The key findings being:
- Social networks and blogs continue to dominate time online, now accounting for nearly a quarter of total time spent on the Internet.
- Social media has grown rapidly - today nearly 4 in 5 active Internet users visit social networks and blogs.
- Close to 40% of social media users access social media content from their mobile phone.
- Social networking apps are the third most-used among smartphone owners.
- Internet users over the age of 55 are driving the growth of social networking through the Mobile internet.
- Although a larger number of women view online video on social networks and blogs men are the heaviest online video users overall streaming more videos and watching them for longer.
- 70% of active online adult social networkers shop online, 12% more likely than the average adult Internet user.
- 53% of active adult social networkers follow a brand, while 32% follow a celebrity
- Across a snapshot of 10 major global markets, social networks and blogs reach over three-quarters of active Internet users.
- Tumblr is an emgering platform with an amazing growth rate.
This is positive news for the social media industry and if we combine that with another interesting article from emarketer As Social Spending Rises, Which Metrics Are CMOs Focusing On? we can start to see a shift in the mentality of the cheque writing CMOs.

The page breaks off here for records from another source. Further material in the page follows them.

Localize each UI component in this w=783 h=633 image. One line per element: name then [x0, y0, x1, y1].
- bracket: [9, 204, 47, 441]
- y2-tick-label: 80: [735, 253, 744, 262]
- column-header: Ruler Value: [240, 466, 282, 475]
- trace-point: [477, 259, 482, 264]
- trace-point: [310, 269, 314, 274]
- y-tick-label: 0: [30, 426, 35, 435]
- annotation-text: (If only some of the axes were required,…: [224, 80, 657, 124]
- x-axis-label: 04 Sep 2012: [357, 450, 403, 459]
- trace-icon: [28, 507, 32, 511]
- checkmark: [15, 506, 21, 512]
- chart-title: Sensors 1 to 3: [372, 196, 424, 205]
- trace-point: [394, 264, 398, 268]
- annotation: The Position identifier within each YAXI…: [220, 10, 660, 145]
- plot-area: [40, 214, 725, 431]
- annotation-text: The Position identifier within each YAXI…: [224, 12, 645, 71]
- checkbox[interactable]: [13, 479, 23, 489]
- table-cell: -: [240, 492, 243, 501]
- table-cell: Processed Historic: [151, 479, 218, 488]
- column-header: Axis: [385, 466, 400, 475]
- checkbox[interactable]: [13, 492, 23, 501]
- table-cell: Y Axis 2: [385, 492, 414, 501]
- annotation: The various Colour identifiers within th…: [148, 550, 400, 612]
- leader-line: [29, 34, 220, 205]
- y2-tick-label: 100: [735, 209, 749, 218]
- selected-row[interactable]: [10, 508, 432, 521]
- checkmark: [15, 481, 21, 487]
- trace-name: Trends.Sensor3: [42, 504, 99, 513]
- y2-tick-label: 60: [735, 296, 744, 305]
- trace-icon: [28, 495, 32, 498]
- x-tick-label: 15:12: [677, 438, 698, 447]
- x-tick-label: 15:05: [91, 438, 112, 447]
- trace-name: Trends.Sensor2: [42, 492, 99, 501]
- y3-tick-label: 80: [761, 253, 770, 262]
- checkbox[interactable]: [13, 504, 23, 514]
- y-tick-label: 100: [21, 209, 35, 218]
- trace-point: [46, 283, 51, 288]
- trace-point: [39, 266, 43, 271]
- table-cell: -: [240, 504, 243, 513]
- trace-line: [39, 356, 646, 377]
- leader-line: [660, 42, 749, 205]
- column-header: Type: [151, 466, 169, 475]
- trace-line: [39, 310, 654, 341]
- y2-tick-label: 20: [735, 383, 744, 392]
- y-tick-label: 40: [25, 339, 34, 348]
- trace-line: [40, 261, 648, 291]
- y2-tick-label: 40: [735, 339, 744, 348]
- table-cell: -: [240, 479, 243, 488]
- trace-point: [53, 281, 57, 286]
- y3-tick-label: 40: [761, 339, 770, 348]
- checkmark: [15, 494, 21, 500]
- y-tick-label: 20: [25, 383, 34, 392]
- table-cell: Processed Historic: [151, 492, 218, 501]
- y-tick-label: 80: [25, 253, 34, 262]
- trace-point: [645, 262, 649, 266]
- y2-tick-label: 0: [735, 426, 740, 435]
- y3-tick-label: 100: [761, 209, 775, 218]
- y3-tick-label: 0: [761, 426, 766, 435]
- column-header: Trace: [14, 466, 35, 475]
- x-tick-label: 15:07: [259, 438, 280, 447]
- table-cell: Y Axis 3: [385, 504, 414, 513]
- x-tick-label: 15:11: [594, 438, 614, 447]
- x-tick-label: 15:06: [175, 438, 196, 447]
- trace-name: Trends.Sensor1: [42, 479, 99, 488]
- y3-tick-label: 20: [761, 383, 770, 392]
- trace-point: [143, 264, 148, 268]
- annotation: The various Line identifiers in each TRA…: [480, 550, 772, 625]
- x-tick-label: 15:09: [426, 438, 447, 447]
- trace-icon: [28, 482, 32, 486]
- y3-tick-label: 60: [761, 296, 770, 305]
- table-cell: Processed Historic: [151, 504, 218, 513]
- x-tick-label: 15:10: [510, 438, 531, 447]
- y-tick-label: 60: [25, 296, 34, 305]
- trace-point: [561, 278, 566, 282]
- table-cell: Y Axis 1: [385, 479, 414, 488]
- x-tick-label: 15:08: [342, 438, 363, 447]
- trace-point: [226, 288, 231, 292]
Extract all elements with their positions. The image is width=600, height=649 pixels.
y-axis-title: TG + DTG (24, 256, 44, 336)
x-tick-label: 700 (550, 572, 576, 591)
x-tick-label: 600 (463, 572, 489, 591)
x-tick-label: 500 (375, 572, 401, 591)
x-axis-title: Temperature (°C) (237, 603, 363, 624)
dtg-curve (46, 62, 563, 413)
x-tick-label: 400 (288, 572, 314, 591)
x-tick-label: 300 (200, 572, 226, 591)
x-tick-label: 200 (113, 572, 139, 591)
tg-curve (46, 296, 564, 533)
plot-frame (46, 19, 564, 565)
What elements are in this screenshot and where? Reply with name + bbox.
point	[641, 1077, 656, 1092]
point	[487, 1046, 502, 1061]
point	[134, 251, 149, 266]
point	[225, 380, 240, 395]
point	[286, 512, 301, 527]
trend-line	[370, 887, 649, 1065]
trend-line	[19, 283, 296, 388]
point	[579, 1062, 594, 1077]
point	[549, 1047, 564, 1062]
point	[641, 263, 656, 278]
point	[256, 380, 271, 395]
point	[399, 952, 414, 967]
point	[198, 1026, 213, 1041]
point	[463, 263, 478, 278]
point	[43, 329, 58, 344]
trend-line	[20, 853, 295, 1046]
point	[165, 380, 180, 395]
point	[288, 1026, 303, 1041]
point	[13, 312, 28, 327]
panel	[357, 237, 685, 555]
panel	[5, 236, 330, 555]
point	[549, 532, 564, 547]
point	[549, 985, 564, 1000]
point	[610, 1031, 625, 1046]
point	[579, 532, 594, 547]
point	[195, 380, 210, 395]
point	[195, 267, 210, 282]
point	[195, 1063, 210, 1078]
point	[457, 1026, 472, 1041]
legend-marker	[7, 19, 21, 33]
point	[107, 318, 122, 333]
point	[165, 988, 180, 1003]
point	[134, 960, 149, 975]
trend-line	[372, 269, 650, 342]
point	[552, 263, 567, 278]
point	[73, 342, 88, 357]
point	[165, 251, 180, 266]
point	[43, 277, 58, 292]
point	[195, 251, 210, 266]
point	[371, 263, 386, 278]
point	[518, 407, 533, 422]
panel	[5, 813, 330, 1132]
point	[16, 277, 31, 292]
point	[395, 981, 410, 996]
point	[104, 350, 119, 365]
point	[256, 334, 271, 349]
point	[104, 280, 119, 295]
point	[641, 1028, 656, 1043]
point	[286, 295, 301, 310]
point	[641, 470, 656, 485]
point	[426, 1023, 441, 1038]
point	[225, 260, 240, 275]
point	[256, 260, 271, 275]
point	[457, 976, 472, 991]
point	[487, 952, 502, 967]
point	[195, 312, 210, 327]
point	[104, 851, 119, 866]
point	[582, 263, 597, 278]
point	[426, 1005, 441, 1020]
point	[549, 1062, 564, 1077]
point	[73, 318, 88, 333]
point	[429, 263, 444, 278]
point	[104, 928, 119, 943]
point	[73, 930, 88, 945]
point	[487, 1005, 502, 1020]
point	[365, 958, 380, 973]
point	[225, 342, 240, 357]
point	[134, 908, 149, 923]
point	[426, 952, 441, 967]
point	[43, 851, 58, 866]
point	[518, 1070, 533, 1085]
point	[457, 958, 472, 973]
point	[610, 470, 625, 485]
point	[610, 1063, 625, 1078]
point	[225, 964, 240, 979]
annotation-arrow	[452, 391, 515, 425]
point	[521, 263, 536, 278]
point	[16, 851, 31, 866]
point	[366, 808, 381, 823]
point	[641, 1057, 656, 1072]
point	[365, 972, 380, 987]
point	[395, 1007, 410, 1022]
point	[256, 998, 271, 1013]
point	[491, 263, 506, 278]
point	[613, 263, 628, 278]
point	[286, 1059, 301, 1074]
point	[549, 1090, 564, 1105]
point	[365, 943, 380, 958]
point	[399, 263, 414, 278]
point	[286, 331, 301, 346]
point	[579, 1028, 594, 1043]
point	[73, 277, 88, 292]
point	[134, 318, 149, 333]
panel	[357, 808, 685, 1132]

Two highly interesting statistics being:
"As of August 2011, marketers were spending an average of 7.1% of their marketing budgets on social media and planned to increase that to 10.1% in the next 12 months. Within five years, marketers expect social media to account for 17.5% of marketing budgets."
"Meanwhile, use of sales levels as a metric dropped from 17.9% of respondents in 2010 to 13.3% in 2011, and fewer also measured revenue per customer, with only 9.6% of respondents highlighting that option this year, down from 17.2% in 2010."
This shift is good, the move towards a more customer relationship view of social media is a good trend and long may it continue.